As people got up and began retrieving coats and pulling on wraps, I said, “Coming to the gala tonight?”
Nat grinned. “Got a gig. But you should go. Rock out.” Her smile faded. “Better, get Alec to rock out. I saw him last night on a bit of city business, and he looked like death warmed over.”
“If I dance with him, then all those conspiracy jerks will be yapping.”
“Do it anyway.” She bopped me on the shoulder. “They're gonna yap whatever you do. Gotta run. Chill!”
“Wait! There's something—”
She glanced back, half obscured by the people crowding out. She mouthed something in which I made out the word
Beka
, and then she vanished.
I'd taken two steps before I was nearly mowed down by Beka, who barreled up to me like a guided missile—a short one. “Come,” she said over her shoulder.

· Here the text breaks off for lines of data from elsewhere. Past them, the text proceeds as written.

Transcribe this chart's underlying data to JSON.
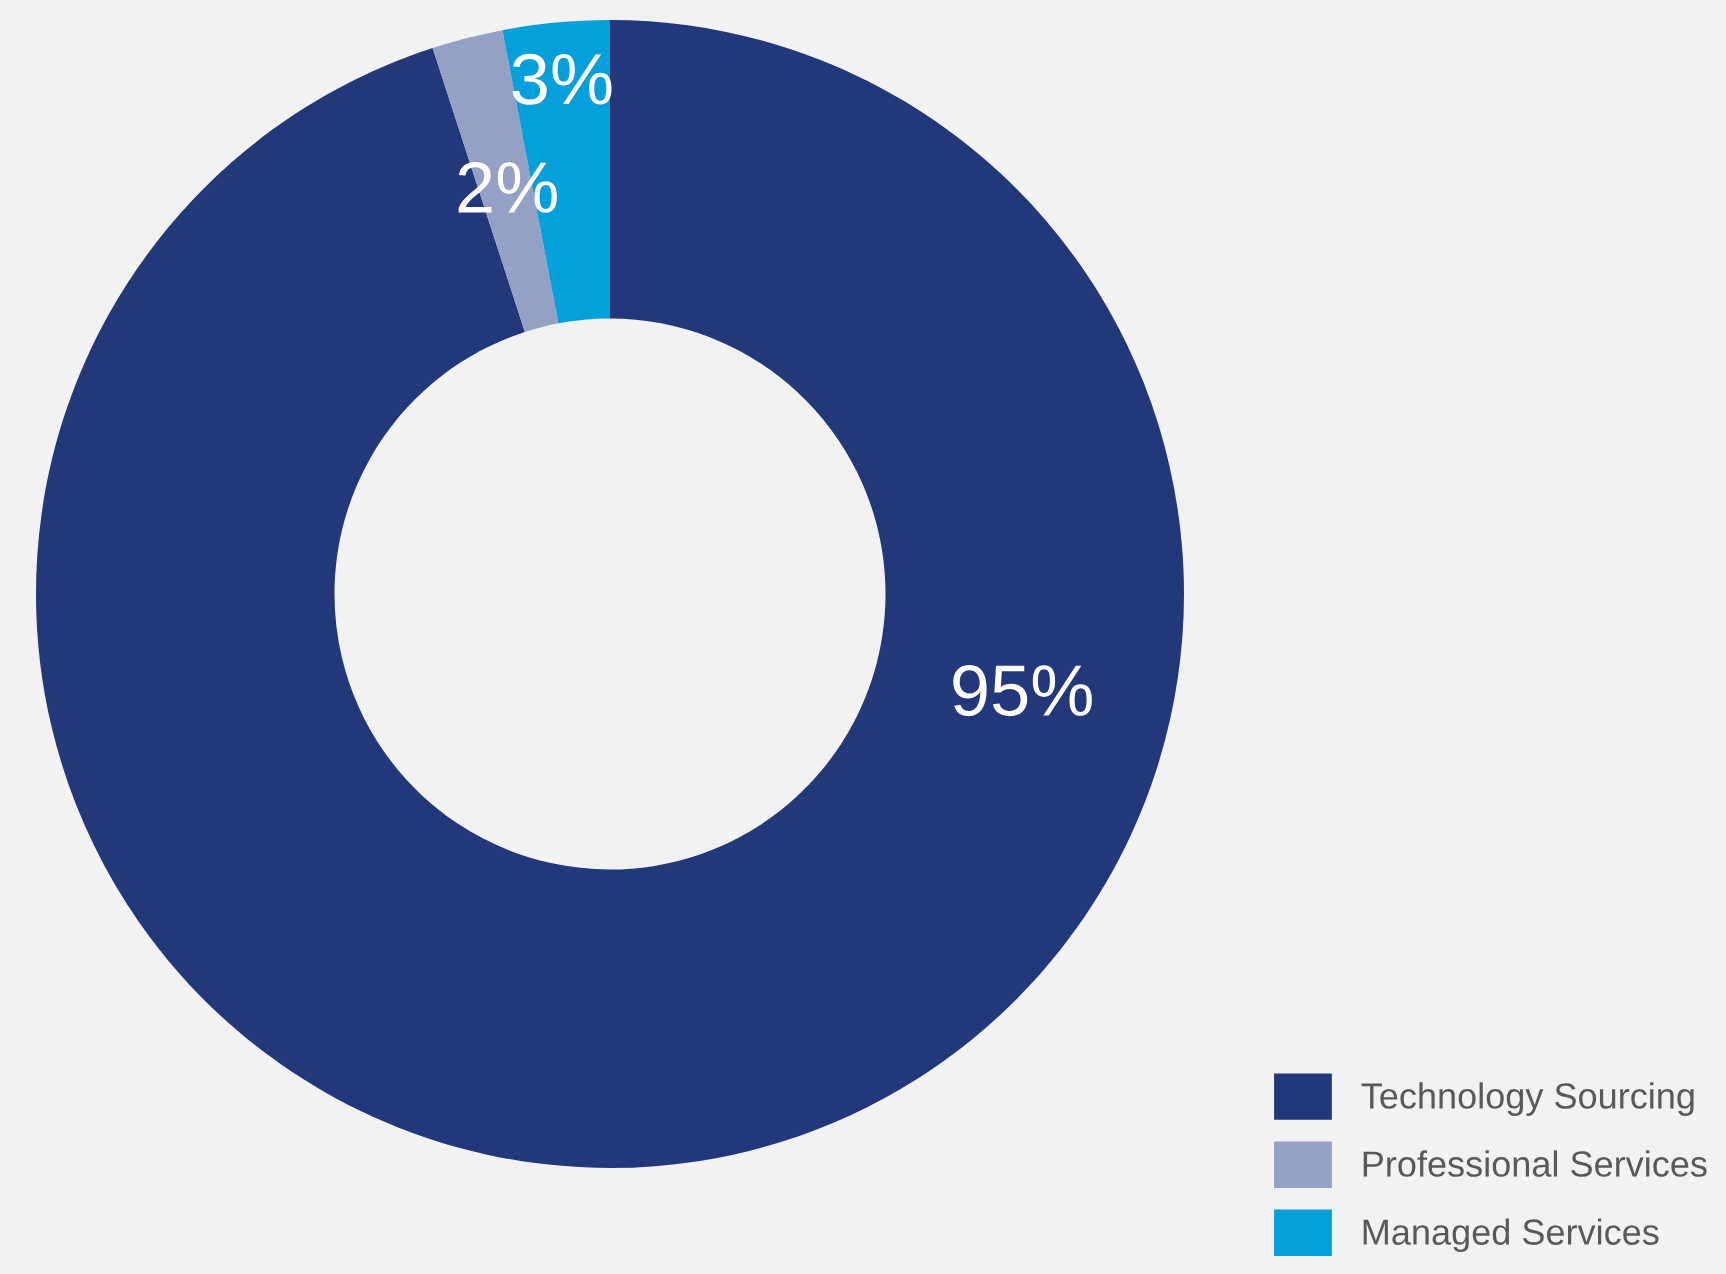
{
  "chart_data": {
    "type": "donut",
    "categories": [
      "Technology Sourcing",
      "Professional Services",
      "Managed Services"
    ],
    "values": [
      95,
      2,
      3
    ],
    "colors": [
      "#23377b",
      "#94a0c4",
      "#05a0dc"
    ],
    "value_labels": [
      "95%",
      "2%",
      "3%"
    ],
    "legend": "bottom right"
  }
}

She drew me through a side door, where it was quiet. A lamp burned on a small table, and farther along the hall I heard laughing voices, and someone sang a snatch of song: the choir members were getting ready to leave.
Beka looked both ways, then whispered in English, “You know where Gilles and his fools were yesterday?”
“Yes, they were at the inn, harassing me.”
She made an impatient gesture. “I know about that. Before—while we were at the crash site. They were at the cathedral, doing their best to talk the bishop around to letting them open Ruli's tomb.”